170 Griwna Bußgeld: Warum die tödliche Mercedes-Raserei in Kiew niemanden stoppt.
Tödlicher Unfall in der ukrainischen Hauptstadt
Nach Angaben von Novyny.live: Am 5. Juni 2023 raste ein Mercedes-Benz mit rund 150 km/h durch Kiew und tötete vier Menschen. Der Vorfall entfachte eine Debatte über die viel zu milden Strafen für Geschwindigkeitsüberschreitungen: Aktuell werden Temposünder nur mit 170 Griwna belangt – ein Betrag, der viele Experten als völlig unzureichend empfinden.

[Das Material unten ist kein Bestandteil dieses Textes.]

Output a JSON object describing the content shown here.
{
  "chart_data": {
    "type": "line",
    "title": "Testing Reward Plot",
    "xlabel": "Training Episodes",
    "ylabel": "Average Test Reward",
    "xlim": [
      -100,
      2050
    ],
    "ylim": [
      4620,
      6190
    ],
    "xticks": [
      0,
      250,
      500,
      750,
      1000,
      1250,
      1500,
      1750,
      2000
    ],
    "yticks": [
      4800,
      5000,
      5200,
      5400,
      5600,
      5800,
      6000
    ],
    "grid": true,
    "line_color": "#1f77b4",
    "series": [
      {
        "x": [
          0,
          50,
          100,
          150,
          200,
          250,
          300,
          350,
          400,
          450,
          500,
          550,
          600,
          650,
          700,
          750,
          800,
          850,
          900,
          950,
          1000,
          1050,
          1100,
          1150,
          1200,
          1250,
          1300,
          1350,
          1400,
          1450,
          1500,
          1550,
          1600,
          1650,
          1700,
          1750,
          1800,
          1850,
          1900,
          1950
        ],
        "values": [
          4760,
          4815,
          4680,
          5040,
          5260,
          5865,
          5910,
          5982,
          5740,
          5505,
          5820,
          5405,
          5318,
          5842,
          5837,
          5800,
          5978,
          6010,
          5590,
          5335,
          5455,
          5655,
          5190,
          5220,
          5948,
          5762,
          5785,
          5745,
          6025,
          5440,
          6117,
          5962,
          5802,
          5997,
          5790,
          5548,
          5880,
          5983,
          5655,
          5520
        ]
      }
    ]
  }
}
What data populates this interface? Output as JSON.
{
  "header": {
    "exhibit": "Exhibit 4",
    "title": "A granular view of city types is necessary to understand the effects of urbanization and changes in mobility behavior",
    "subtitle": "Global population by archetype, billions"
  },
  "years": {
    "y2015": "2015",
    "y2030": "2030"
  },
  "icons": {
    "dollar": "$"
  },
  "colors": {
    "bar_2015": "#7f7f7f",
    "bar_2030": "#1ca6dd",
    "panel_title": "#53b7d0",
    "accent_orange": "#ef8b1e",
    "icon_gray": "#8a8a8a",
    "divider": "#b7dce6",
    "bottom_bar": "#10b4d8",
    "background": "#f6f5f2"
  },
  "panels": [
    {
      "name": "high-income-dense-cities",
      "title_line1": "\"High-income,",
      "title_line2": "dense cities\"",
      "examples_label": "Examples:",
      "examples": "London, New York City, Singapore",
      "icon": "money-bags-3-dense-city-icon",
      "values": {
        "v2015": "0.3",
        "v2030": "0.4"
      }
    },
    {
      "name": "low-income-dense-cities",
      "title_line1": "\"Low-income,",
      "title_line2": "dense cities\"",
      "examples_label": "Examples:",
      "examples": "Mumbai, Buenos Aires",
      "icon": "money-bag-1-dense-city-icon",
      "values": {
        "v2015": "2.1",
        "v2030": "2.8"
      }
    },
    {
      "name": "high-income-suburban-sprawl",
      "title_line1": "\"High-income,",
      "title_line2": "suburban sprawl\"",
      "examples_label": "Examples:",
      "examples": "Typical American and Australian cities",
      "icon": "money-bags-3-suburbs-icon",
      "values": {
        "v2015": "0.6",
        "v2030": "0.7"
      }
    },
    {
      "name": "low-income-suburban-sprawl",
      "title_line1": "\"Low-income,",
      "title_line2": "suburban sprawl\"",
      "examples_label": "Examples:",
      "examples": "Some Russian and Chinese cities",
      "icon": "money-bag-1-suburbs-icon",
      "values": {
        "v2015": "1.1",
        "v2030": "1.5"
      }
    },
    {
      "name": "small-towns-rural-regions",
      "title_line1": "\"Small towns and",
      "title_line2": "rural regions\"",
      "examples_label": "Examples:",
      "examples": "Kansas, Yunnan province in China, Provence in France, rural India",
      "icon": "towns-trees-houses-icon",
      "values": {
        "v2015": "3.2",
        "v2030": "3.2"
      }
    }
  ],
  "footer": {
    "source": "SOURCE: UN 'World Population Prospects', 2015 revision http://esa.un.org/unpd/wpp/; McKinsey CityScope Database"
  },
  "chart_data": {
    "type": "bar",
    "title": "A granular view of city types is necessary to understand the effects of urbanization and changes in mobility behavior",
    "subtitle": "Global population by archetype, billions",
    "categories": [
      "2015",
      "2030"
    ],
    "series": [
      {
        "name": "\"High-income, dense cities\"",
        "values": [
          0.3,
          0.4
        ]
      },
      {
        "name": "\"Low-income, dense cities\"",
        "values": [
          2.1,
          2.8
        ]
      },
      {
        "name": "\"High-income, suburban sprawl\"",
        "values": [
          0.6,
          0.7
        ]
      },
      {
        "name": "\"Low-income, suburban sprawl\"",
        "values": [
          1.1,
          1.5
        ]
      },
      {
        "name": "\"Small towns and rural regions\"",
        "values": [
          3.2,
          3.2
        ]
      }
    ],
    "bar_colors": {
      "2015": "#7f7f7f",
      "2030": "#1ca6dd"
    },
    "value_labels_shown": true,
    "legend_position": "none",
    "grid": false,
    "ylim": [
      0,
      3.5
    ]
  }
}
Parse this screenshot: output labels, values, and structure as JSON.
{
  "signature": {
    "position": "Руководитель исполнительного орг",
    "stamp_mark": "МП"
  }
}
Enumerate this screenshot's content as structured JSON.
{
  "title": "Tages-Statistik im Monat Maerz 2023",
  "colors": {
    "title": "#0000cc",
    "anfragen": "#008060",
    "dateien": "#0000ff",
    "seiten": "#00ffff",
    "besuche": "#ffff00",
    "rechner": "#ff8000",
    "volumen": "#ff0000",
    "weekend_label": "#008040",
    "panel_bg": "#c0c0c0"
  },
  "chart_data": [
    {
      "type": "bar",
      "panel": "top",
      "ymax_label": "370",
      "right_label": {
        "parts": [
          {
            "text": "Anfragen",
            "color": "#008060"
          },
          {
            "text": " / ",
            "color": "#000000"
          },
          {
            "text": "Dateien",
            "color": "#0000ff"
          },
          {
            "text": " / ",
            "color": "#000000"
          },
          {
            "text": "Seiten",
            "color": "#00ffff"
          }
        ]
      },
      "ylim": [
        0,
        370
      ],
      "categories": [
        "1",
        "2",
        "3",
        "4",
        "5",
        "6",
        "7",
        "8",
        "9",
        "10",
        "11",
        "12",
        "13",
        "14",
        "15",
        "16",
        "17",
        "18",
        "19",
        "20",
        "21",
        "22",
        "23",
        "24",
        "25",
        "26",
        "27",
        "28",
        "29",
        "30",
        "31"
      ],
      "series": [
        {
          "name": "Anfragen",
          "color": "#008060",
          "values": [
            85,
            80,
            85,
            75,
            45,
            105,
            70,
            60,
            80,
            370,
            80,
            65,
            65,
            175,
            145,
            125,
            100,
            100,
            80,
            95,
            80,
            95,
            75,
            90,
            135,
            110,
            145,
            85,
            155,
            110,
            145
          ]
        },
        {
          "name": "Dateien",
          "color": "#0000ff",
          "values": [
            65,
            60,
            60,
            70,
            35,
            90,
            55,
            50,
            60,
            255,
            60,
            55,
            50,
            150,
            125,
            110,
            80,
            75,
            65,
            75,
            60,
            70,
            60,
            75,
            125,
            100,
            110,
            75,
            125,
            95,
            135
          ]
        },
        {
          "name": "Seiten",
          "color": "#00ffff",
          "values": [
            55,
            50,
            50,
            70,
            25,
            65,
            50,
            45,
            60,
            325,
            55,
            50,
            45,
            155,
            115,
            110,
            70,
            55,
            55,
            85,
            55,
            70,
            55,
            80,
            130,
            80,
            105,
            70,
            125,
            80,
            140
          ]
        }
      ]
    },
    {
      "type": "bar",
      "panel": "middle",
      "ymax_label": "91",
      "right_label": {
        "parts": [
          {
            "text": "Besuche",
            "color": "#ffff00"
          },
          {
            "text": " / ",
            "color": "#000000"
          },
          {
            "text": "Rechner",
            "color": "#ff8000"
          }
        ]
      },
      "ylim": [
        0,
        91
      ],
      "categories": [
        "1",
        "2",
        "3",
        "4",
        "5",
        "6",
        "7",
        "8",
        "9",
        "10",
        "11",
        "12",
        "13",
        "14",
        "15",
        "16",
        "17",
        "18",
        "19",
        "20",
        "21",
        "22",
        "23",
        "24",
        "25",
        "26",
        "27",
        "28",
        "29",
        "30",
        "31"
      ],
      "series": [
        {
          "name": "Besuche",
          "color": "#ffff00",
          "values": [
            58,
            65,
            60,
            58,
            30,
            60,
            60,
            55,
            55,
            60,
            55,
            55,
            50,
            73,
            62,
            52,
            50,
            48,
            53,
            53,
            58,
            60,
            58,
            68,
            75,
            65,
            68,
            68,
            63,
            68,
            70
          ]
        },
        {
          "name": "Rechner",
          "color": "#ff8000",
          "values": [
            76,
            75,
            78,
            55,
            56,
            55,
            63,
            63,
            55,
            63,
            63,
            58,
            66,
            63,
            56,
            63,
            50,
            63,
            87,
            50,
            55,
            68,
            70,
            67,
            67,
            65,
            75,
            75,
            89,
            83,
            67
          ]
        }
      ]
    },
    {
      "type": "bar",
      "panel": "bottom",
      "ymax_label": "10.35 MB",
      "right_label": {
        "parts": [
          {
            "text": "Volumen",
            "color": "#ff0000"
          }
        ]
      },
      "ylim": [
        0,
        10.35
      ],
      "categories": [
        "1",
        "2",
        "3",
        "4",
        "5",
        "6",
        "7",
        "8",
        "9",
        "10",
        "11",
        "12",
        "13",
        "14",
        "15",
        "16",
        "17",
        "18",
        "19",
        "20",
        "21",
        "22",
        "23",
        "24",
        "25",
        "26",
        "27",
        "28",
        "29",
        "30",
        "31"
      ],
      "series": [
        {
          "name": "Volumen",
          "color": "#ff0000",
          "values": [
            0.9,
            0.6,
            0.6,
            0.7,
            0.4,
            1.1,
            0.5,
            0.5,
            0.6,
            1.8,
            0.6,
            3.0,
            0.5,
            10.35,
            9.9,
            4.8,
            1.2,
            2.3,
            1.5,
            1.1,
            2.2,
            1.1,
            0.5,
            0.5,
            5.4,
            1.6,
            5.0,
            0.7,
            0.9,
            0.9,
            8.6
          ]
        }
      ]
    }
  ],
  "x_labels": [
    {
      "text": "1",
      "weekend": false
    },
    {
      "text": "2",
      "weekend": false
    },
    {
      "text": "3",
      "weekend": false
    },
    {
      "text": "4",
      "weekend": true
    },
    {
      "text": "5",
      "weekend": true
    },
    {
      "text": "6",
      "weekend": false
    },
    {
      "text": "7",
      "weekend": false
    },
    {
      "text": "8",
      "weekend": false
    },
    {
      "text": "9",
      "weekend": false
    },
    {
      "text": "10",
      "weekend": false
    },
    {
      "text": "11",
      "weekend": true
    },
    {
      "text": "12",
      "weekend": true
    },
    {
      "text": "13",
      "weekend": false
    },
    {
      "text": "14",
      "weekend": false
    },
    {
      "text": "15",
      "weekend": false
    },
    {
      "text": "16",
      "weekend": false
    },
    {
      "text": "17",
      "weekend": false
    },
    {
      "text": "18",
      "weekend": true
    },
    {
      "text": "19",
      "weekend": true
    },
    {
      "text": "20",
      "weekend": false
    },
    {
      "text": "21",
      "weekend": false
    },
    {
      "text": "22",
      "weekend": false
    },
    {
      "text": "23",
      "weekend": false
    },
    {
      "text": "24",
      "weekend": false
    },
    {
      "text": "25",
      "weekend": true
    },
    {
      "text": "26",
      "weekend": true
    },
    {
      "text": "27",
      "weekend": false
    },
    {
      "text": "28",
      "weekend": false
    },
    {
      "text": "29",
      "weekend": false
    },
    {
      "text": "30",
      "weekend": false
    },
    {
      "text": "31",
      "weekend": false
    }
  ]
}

Die Anwältin Nadija Tschuchrajewa fordert daher, die Geldbußen für wiederholte Verstöße auf 17.000 Griwna anzuheben. Mykola Iltschuk bringt es auf den Punkt:
„Das Vergehen, das in der Ukraine die meisten Menschen tötet, kostet gerade einmal 170 Griwna.“Die geringe Abschreckungswirkung der aktuellen Regelung steht dabei besonders im Fokus der Kritik.
Dringender Reformbedarf
Serhij Derkatsch, Vize-Minister für Gemeinde- und Gebietsentwicklung, wies darauf hin, dass moderne Kreisverkehre die Unfallzahlen deutlich senken könnten. Er erklärte:
„Manche Studien zeigen, dass sie die Zahl der Verkehrsunfälle um 82 Prozent reduzieren.“Solche Infrastrukturmaßnahmen könnten ein wichtiger Baustein sein, um die Sicherheit auf ukrainischen Straßen zu erhöhen.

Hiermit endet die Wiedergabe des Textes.